Kristopher Packer’s first tour of what would become Polaris High School’s western location was a lot like a before shot on HGTV.
The walls were purple and orange, there wasn’t a commons area and it would take a lot of demolition and remodeling to get the American Fork building to look like a high school.
“When I first walked through, it was one of those fixer upper shows where you are trying to see the potential in it,” said Packer, the school’s principal.
The building was remodeled and ready to see students by the first day of school last month, officially opening the doors of the Alpine School District’s second alternative school.
Polaris High School-West, located at 704 S. Utah Valley Dr. in American Fork, joins the original Polaris High School, which is located on the district’s southern side in Orem.
The western location’s 32,452-square-foot building is being leased at $382,731 a year for the first year of a three-year lease. The building has previously housed three other schools, including Aristotle Charter Academy and the Pioneer High School for the Performing Arts, both of which have closed. It was also the temporary location of the Utah Military Academy Valdez-Peterson Campus before the school moved to a permanent building in Lehi.
The district added a second Polaris High School location as a way to eliminate the lengthy car rides students on its western side faced to get to Orem.
So far, schools are responding. The western location opened with 94 students, and Packer expects it to reach about 200 students by the end of the school year. Most of those referrals are coming from Westlake High School in Saratoga Springs, where Packer was previously an assistant administrator.
“Being at Westlake, I knew we weren’t referring as much because of the distance, and so this has been awesome,” Packer said.
The alternative school offers more terms, shorter classes, a smaller student body and additional one-on-one support. It does not have athletic programs or clubs, but students can use their Polaris High School student IDs to get into events at their referral schools. Packer said that gives its population the option to still get those traditional high school memories if the students want to.
The smaller environment has led to a close group of dedicated teachers who have cheered on the school’s process, like when it got its copy machine, or been onboard even with the ambiguity that comes with joining a new school.
The school looked to hire teachers who had experience in their subject areas, but also in other fields, such as mental health. The school has a social worker, a psychologist and built-in mental health support for students.
The result is a group of teachers who believe in the school’s model — and its students. At lunch, students will join students in the commons.
“We have a faculty room, but teachers have chosen to come out and sit with the students,” said Lorrie Crandall, the school’s assistant principal.
Crandall, a former school psychologist, met Packer when they were both on Westlake High School’s staff. They plan to travel to different schools in the area to educate them about the new western location and explain to students that Polaris High School isn’t second best, but could be best for them.
“We aren’t meant to replace anything, but be a great alternative for students who need that,” Crandall said.

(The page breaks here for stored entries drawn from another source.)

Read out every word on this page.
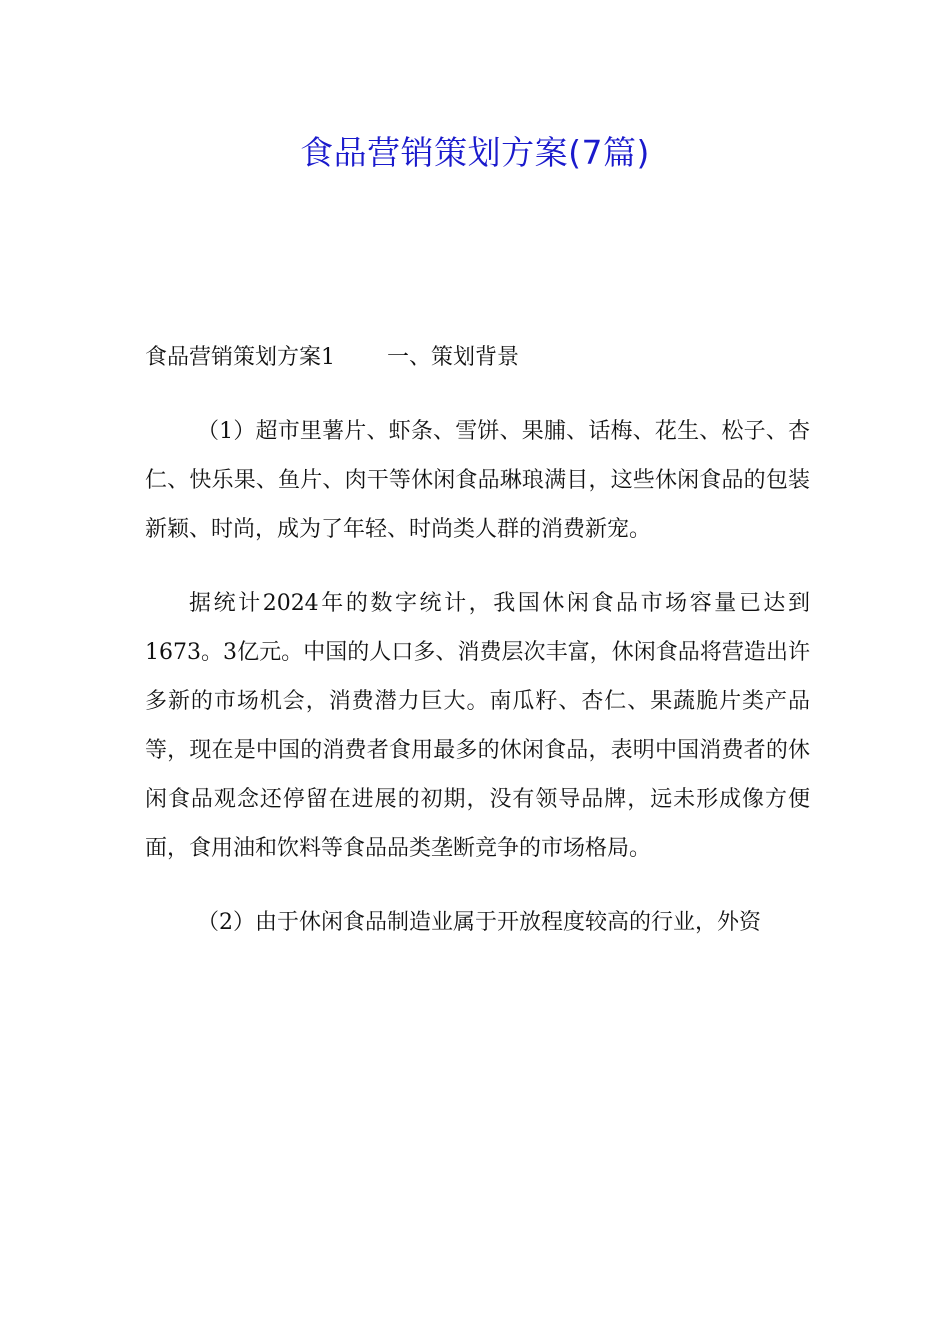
食品营销策划方案(7篇)

食品营销策划方案1 一、策划背景

（1）超市里薯片、虾条、雪饼、果脯、话梅、花生、松子、杏仁、快乐果、鱼片、肉干等休闲食品琳琅满目，这些休闲食品的包装新颖、时尚，成为了年轻、时尚类人群的消费新宠。

据统计2024年的数字统计，我国休闲食品市场容量已达到1673。3亿元。中国的人口多、消费层次丰富，休闲食品将营造出许多新的市场机会，消费潜力巨大。南瓜籽、杏仁、果蔬脆片类产品等，现在是中国的消费者食用最多的休闲食品，表明中国消费者的休闲食品观念还停留在进展的初期，没有领导品牌，远未形成像方便面，食用油和饮料等食品品类垄断竞争的市场格局。

（2）由于休闲食品制造业属于开放程度较高的行业，外资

Packer hopes the commons area, which has cafe-style seating and multiple electrical outlets, will make the school feel more like a college. The school is also trying to meet students where they are, and plans to create a mini skate park there, along with offer basketball and Spikeball. The media center will also have a gaming system and board games.
When his students make the teams at their home high schools, Packer goes to the games. He said it’s a way to celebrate the students and hopes other students try out.
Crandall said it’s one of the ways Packer shows he cares for the students. When there’s an issue with a student, she said he works to establish relationships first before addressing the problem.
“That’s totally his nature, that is totally him, and I think that is what makes him fit as the principal for this type of school so well,” Crandall said.